Il hoche simplement la tête, gêné.

" Comme ça, on ne dirait pas. Mais au tout début, j'ai été confiné pour devenir une parfaite demoiselle du monde. J'avoue que c'est pas mal, c'est amusant même. Après tout, c'est une partie de moi, mais ce n'est pas totalement ce que je suis. Pour moi, c'est agir de façon de manière fausse. Je suis quelqu'un de vrai qui peut autant agir convenablement que comme une vraie vipère. Je suis autant la sauvage que la lady, j'ai simplement ma façon à moi de le montrer. Je suis moi voilà tout ! Et vous savez quoi, ça plaît et ça me plaît surtout. "

" Votre relation avec les autres ? "

" Oula, question difficile. En fait, je suis plutôt sympathique comme vampire. J'aime rire, plaisanter, faire la fête, lancer des piques, taquiner... En fait, je suis garçon manqué sur les bords. J'adore lancer et avoir des défis, ça me permet de changer un peu de l'ennui qu'apporte parfois notre condition d'immortelle. Alors, on fait ce que l'on peut. Mais, je dirais que si l'on oublie mon sérieux et mon perfectionnisme qui va parfois jusqu'à des points difficiles à supporter, je suis quelqu'un qui sait s'amuser et rire. "

" Avec le Baron Billy the Kid ? "

" Ah, je l'attendais celle-là "

Elle s'allume une nouvelle cigarette.

" Entre lui et moi, c'est une histoire à la Gimli et à la Legolas, vous savez comme dans ce film le Seigneur des Anneaux. C'est une constante rivalité, une envie de montrer qui est le plus fort des deux, mais en tout amitié. J'ai pas envie de prendre sa place. Je préfère servir que diriger, ça pose moins de problème. Même si je ne lui dirais jamais, Billy est un bon patron, un tantinet collant, mais sympa.
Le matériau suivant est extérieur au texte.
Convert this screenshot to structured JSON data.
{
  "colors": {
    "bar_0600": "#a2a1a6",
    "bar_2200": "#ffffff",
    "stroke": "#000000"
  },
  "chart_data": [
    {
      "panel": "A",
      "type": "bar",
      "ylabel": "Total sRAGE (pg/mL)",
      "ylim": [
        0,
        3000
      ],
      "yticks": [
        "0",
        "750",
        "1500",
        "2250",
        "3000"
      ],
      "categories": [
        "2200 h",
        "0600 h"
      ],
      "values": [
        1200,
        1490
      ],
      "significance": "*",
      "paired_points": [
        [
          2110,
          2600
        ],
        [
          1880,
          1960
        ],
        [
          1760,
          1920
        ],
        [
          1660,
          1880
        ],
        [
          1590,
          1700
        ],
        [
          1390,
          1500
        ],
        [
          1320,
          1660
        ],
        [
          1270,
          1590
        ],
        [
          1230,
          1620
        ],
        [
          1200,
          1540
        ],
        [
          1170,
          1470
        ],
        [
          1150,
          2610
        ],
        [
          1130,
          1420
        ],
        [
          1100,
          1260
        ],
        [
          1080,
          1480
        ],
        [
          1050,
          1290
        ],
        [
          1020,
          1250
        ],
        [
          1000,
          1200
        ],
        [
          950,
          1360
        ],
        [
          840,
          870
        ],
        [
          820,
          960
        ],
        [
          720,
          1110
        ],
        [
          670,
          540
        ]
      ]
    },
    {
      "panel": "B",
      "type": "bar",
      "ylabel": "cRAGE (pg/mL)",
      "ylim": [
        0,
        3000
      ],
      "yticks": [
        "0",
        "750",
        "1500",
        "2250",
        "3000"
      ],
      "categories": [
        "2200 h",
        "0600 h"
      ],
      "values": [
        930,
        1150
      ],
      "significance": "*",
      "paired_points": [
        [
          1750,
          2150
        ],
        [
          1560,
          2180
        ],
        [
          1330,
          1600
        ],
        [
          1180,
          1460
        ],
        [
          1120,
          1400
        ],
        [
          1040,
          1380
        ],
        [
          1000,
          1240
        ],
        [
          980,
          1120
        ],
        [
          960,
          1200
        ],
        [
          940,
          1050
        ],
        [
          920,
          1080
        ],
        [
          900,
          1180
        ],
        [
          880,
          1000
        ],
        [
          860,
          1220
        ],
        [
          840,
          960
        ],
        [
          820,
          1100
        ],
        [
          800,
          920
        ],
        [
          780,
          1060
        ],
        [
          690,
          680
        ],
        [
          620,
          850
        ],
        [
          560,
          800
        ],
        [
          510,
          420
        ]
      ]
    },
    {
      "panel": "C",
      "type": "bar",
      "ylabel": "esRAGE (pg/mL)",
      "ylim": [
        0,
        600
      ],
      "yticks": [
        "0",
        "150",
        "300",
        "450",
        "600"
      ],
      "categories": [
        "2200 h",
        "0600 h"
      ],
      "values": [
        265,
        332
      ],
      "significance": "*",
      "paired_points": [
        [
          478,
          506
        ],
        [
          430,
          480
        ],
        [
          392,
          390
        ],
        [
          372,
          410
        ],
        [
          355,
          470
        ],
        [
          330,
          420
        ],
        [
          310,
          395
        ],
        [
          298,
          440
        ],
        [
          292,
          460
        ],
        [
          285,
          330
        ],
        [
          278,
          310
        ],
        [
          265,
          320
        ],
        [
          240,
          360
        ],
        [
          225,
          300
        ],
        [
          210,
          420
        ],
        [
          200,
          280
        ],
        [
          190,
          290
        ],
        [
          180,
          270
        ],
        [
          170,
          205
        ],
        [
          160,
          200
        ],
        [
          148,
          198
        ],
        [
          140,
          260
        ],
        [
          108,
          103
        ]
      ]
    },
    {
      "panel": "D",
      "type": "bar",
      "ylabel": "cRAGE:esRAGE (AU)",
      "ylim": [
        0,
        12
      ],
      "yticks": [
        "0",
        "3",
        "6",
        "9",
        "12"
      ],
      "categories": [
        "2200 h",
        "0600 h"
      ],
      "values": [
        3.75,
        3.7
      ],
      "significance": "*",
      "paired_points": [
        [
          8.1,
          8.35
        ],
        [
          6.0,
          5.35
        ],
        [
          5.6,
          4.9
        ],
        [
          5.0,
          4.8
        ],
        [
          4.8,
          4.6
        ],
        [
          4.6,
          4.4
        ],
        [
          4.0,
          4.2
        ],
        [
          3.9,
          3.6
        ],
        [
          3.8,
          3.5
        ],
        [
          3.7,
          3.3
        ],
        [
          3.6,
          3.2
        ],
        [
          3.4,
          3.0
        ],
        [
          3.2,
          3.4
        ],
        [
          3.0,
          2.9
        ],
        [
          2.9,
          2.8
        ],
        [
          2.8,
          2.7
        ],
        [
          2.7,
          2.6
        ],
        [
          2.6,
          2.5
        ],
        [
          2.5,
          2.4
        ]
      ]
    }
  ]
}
J'aime entrer dans son jeu, lui échapper, le narguer, le piquer, me battre ou plutôt m'entraîner avec lui, mais ça reste dans un but sympathique. "

" Vos relations avec les factions en présence ? "

" Je ne suis pas une émissaire mon chou, mais bras-droit simplement. Je n'ai jamais été apte à ce poste étant donné mon avis sur le Sabbat. Je m'entends mieux une fois qu'ils ont fini tranché par ma lame ou criblé de balles. Donc, le Sabbat mieux vaut pas me dire que vous y appartenez parce que la mort ultime sera la finalité de cet entretien. La Camarilla ça passe, mais j'ai beaucoup de mal avec les ventrues. Mais vraiment beaucoup, putain c'est vrai quoi. On me donne l'étreinte pour des raisons minables et en plus de ça, je ne peux pas me nourrir d'un humain autre qu'un asiatique ! Franchement, merci du cadeau. Les Aubains, je m'en fous un peu. Ils préfèrent la neutralité, mais bon, j'agis toujours prudemment avec eux et ça dépend de qui surtout. "

"Votre arme préférée ? "

" J'ai souvent un attirail sur moi, mais je privilégie le jian c'est une épée chinoise et un bien familial. Y a aussi le beretta et pour le plus classe, enfin je veux dire s'il y a soirée avec un élan de style, je prends l'éventail. C'est surprenant, mais y a des éventails munis de lames bien tranchantes, cela a une signification assez spécial comme un signe de ralliement et d'autre petite chose toute mignonne. "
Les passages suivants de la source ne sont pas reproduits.